Even assuming that, at some time in the future, plaintiff can obtain a visa to enter the United States her appearance will be completely dependent on the administrative process of the American Embassy and/or the Attorney General, who may grant exceptions to the normal requirements of the immigration law. 8 USC § 1182 (d). Moreover, should the United States government again deny plaintiff's request for a visa, thereby precluding her appearance in New York for deposition and/or trial, her ability to proceed with this litigation could be severely hampered, despite the fact that her complaint survived defendants' motion to dismiss. Thus, it is preferable, for all parties, and for the court as well, that a reasonable process be provided to enable the oral examination of plaintiff by defendants to proceed, without the uncertainty involved in the visa application process.

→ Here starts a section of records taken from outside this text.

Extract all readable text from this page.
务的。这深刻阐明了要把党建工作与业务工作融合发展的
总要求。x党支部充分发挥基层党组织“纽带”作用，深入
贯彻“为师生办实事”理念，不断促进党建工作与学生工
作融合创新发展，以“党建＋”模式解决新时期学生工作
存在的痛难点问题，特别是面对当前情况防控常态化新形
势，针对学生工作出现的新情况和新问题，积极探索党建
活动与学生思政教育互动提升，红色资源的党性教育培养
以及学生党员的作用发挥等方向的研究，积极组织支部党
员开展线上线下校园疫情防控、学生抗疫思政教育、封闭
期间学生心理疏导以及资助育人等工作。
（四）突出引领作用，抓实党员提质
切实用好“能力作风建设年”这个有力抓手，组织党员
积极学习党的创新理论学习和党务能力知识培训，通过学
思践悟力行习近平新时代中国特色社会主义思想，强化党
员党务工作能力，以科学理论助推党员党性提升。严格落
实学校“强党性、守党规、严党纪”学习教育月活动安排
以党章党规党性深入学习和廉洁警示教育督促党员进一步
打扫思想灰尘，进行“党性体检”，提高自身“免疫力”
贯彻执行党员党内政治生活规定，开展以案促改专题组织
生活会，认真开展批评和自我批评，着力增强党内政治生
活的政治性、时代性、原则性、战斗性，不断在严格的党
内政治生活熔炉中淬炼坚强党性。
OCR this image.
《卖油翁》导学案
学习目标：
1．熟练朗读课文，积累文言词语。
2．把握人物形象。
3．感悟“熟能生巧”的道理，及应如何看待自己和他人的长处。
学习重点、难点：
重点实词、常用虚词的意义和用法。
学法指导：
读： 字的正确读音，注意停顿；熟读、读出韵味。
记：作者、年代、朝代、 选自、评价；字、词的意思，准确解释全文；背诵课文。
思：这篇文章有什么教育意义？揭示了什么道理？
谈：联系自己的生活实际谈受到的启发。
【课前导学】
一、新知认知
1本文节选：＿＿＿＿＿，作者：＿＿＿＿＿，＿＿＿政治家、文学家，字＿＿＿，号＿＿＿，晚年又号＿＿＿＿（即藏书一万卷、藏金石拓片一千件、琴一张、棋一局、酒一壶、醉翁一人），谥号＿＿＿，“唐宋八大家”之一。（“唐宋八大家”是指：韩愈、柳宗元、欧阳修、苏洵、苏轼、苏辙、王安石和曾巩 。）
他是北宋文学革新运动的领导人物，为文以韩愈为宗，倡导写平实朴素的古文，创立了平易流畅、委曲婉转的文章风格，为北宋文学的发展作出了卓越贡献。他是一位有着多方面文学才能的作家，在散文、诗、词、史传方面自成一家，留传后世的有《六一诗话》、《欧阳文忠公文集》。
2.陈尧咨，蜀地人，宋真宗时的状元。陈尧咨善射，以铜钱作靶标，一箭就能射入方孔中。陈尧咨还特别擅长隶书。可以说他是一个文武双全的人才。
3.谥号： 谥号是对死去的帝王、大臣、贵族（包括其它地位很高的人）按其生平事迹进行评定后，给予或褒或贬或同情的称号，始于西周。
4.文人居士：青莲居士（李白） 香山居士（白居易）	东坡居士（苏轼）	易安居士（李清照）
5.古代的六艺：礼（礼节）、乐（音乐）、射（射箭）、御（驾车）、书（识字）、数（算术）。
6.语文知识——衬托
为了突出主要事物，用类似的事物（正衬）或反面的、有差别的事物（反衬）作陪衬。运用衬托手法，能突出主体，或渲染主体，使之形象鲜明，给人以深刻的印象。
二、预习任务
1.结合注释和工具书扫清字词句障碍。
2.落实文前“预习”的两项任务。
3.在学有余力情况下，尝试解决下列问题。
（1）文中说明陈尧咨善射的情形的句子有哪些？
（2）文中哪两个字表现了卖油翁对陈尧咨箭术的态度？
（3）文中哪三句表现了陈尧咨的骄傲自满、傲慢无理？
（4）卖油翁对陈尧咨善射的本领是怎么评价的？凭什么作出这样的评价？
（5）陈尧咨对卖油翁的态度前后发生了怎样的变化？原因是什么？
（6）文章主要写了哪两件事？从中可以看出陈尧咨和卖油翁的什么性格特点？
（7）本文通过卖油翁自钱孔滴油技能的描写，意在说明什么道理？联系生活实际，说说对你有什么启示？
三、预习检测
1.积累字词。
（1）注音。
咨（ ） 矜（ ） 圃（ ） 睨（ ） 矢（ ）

In recent correspondence, counsel for plaintiff has offered to assume the costs of setting up a video-conference deposition, and to accommodate defendants' schedules, in light of the time difference between New York and Prague. Counsel for plaintiff has also offered to pay travel costs of counsel for defendants, should they agree to depose plaintiff in person in the Czech Republic. The court will offer defendants a number of alternatives, which would avoid any undue prejudice. See Wygocki v Milford Plaza Hotel, 38 AD3d 237 (1st Dept 2007) (because a deposition in New York would impose an undue hardship on an elderly resident of Ireland, the alternatives of a deposition on written questions, a deposition in Ireland, a deposition by telephone or video deposition, or deposition in New York 30 days before trial avoided any undue prejudice to defendant).
Accordingly, it is hereby
ORDERED that defendants' motion for an order to compel plaintiff to appear for a deposition in the State of New York is denied; and it is further
ORDERED that plaintiff's cross motion for an order permitting plaintiff to appear for a deposition either by video-conference or by appearing personally in Prague, in the Czech Republic, is granted to the extent provided herein; and it is further
ORDERED that defendants are given the option of taking plaintiff's deposition (a) on written questions or (b) by video-conference in Prague (for which plaintiff shall pay the costs), or (c) in Prague, after completion of the depositions of all defendants (for which plaintiff shall pay the reasonable travel costs of counsel for defendants), or (d) in New York, 30 days before trial; and it is further
ORDERED that defendants shall notify plaintiff of their election within 20 days of receipt of a copy of this Decision and Order, with notice of entry.